If you're out to start a religion, it might be more important to aim high rather than wide and sign up the big names first.

That's the take-home message from a study on the history of Christianity, which found its reach across the globe had less to do with the hoi polloi spreading the word, and far more to do with powerful leaders exercising control over small groups – not entirely unlike the way today's visionaries set out to target influencers.

An interdisciplinary team of researchers from around the globe have weighed in on a discussion over whether Christianity grew as a result of top-to-bottom or bottom-to-top cultural forces.

The question concerns more than just the emergence of a single religion.

Vanderbilit University biologist Nicole Creanza wasn't involved in the research, but summed up the study's findings in an accompanying Nature commentary.

"If we know enough about a population, can we predict how quickly it will adopt a certain idea?" says Creanza.

It turns out we might not need to know very much at all.

A study led by Joseph Watts from the Max Planck Institute for the Science of Human History analysed several centuries of well detailed historical records from a database of Austronesian cultures.

These communities consist of diverse pockets of a distantly related people descended from a Taiwanese population, spreading as far west as Madagascar and as far east as Rapa Nui.

Between the 16th and 19th centuries, Christianity was adopted as a central faith by these disparate cultures under the influence of travelling European missionaries, with most converting within a narrow window of just three decades.  

The diversity of Austronesian cultures and the fact their conversions were recent and well documented provide for a perfect opportunity to test several hypotheses on the spread of a significant belief system.

From small beginnings as an offshoot sect of Judaism more than 2,000 years ago, Christianity has come to be the world's most popular religion with more than 2 billion adherents.

Exactly what fuels its growth has been the subject of a great deal of debate. Is it the enforcement of political systems, or grass roots activism? Does social inequality have much to do with it? Does population size matter?

The researchers used a variety of statistical measures to compare the rate at which Christianity's adoption with various sociocultural characteristics.

Surprisingly, social inequality had little to do with conversion, in spite of the religion's origins among social underdogs.

Christianity seemed to spread fastest under the influence of strong leaders holding sway over small clusters of loyal subjects.

"We note that the two cultures that took the longest to convert in this study – Ifuagao and Iban – lacked any form of political organisation," the researchers wrote in their report.

The research paints a picture of missionaries learning to win favour with key figures in close-knit communities, providing them with material goods and trade opportunities.

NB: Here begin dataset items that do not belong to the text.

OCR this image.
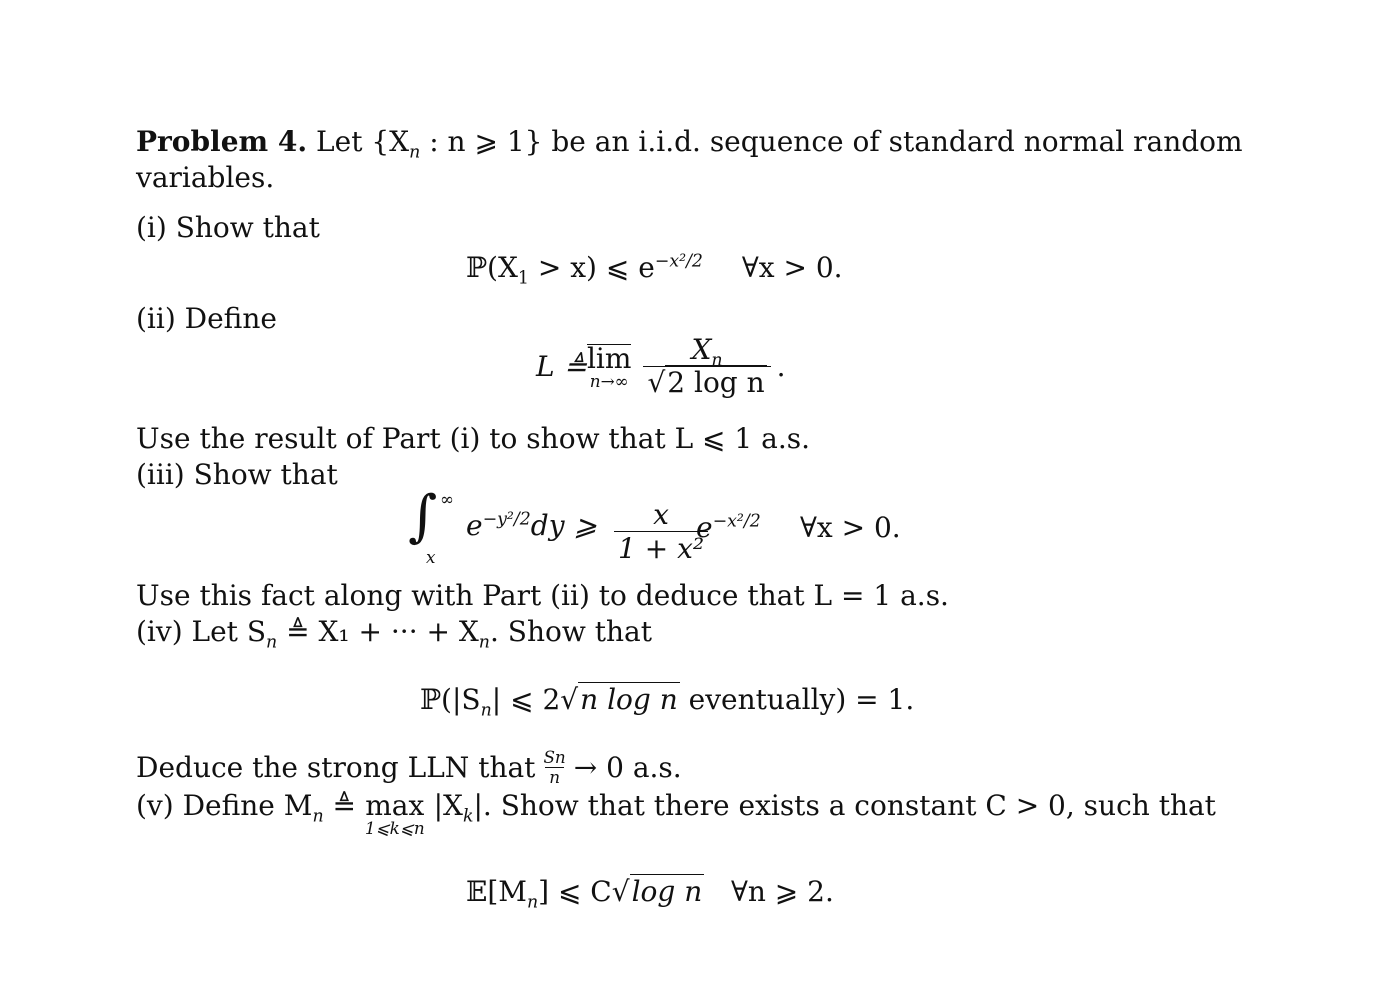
Problem 4. Let {$X_n$ : n ⩾ 1} be an i.i.d. sequence of standard normal random
variables.
(i) Show that
$ℙ(X_1 > x)$ ⩽ $e^{-x^2/2}$ ∀x > 0.
(ii) Define
L ≜ lim
$n\to\infty \frac{X_n}{\text{√2 log n}}$ .
Use the result of Part (i) to show that L ⩽ 1 a.s.
(iii) Show that
∫ ∞
x
$e^{-y^2/2}dy$ ⩾ $\frac{x}{\text{1 + x²}}$
$e^{-x^2/2}$ ∀x > 0.
Use this fact along with Part (ii) to deduce that L = 1 a.s.
(iv) Let $S_n$ ≜ X₁ + ··· + $X_n$. Show that
$ℙ(|S_n|$ ⩽ 2√n log n eventually) = 1.
Deduce the strong LLN that $\frac{Sn}{n} \to 0$ a.s.
(v) Define $M_n$ ≜ max
1⩽k⩽n
$|X_k|$. Show that there exists a constant C > 0, such that
$𝔼[M_n]$ ⩽ C√log n   ∀n ⩾ 2.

Of course, this was also a solid survival strategy as much as a missionary goal – it pays to have powerful friends if you're new in town.

But those robust political structures helped carry Christianity further and faster than missionary boats.

Smaller groups of people were also more likely to notice changes in their neighbours' behaviours, a feature described as frequency-dependent cultural transmission.

The study is far from the final word on how major cultural systems like religions compete and convert one community over another. But it does help provide evidence describing the important factors at work.

Past research has focussed heavily on the interplay between socioeconomics and the community-binding effects of religion.

The question of whether or not inequality matters, or whether it's more chicken or more egg, has also attracted a great deal of attention over the years.

A recent study by anthropologists and health scientists from the University of Bristol in the UK and the University of Tennessee in the US has challenged earlier conclusions that those in poverty tend to turn more to religion.

Rather, they found a decline in religiosity is typically followed by a rise in prosperity, suggesting the relationship between social divides and belief systems might be more complicated than we've assumed.

In a world where the spread of beliefs is complicated by new forms of media, having a sound understanding of what really matters in the conversion of communities has become more important than ever.

This research was published in Nature Human Behaviour.